The glaze disappeared from the woman’s eyes, and she looked at Calen as if seeing him for the first time.
“I didn’t do it,” she said.
“Do what? Who did this to you?”
“Justicar… I didn’t touch no Justicar.”
A death sentence for touching a Justicar? Granted, it was a criminal offence, but it didn’t warrant a punishment this harsh.
“Don’t worry. You’re going to be fine. I just gave you—”
Her calm breaths reverted into gurgling, and every muscle in her body tensed, as if she was trying to win an arm-wrestling match. She grabbed Calen’s hand, muttered a few unrecognisable words, and sputtered blood all over his jacket. Then her eyes rolled back, and she was gone.
It wasn’t Calen’s first rodeo with death, but his other experiences were definitely less distressing. He pried his arm out of her surprisingly strong grip and just sat there for a moment.
Capital punishment in the streets? The usual MO was to take criminals back to headquarters, then impose death if they had to. What was becoming of the policing today? He swivelled his head to see if there were any Justicars—or worse, Enforcers—around. Still none.
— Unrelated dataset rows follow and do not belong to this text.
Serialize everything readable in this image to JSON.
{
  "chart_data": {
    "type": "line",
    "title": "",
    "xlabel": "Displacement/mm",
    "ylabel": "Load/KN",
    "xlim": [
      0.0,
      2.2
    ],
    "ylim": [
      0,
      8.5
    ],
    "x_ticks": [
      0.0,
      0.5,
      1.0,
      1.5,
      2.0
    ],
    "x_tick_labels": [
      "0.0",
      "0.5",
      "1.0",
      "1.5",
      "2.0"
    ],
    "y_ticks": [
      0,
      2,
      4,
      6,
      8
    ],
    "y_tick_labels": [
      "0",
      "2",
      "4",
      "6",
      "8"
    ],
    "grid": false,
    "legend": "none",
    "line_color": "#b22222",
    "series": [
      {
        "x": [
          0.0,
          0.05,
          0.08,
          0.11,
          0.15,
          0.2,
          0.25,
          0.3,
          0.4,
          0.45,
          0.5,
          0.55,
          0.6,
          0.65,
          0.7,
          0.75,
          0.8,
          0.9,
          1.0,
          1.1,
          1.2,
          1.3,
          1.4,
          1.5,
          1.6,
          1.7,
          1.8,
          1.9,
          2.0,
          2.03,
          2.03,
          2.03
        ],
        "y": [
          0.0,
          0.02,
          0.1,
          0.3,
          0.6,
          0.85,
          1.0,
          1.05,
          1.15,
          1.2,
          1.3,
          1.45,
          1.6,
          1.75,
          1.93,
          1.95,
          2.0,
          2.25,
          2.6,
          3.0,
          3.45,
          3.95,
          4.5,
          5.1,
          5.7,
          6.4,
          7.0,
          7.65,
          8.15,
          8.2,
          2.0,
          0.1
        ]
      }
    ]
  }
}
Then self preservation took over. He’d just lost a substantial amount of funds for nothing. That would definitely set him back a bit. Calen needed a solid plan to get back on track, but before he could get into damage control, his Wristjack vibrated, tugging him back to reality.
That’s weird. Surely, the long-haired man on the mag-lev hasn’t started his symptoms yet. The caller ID was blank, so it was a crypto call. And Calen had used this number for just a week, so there were no other potential callers. He tapped ‘Private’, so that the call would go directly to his earpiece, instead of sounding out through his Wristjack’s speaker.
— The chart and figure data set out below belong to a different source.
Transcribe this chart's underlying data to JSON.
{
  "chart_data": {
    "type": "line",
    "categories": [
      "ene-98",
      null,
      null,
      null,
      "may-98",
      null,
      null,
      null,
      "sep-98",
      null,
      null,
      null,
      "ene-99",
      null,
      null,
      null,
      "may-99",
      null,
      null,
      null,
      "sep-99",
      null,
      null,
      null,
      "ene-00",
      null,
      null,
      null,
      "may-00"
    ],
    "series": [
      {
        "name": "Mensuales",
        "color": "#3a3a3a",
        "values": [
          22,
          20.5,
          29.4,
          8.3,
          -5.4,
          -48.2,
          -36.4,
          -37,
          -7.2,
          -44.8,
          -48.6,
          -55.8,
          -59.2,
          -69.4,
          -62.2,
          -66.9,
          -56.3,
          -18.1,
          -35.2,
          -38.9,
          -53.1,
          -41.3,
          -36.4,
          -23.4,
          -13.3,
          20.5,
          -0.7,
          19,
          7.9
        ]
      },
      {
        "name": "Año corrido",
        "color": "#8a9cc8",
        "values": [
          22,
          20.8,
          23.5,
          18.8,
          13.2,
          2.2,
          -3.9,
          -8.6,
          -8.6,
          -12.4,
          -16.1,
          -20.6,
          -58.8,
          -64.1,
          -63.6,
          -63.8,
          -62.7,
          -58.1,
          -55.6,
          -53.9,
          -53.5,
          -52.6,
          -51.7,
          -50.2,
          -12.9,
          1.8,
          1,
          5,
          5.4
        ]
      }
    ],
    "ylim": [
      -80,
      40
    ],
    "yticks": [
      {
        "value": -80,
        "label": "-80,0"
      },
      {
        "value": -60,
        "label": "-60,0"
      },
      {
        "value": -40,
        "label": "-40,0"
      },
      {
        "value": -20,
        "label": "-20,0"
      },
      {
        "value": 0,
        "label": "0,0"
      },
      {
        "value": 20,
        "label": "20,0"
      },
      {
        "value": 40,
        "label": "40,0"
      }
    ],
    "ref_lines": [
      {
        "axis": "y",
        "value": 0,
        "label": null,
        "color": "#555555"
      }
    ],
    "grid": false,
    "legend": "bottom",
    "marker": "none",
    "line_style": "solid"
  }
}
“I didn’t think you’d call so fast.”
“Uh… hello? I need to pass you something, mister.”
A child’s voice. When was the last time he’d seen a child?
“A friend. That’s what the lady told me to say.”
“How’d you get this number?”
“I can’t say, but I have to tell you this: ‘No good deed goes unpaid.'”
“This isn’t the time for games, kid.”
“I’m serious, mister. Please come to Ko Industrial Pier so I could pass you some stuff. Please? Or else I won’t get paid. I’m wearing a yellow—”
The line cut off. Figured. Calen didn’t even know children could afford cryptocalls. It certainly had been an interesting day. He was tens of chits short, and he was certainly in the mood to accept gifts.
Calen looked up Ko Industrial Pier on his Wristjack. On any other day, he wouldn’t even entertain the thought. But today, he was prepared to see how deep the rabbit hole went.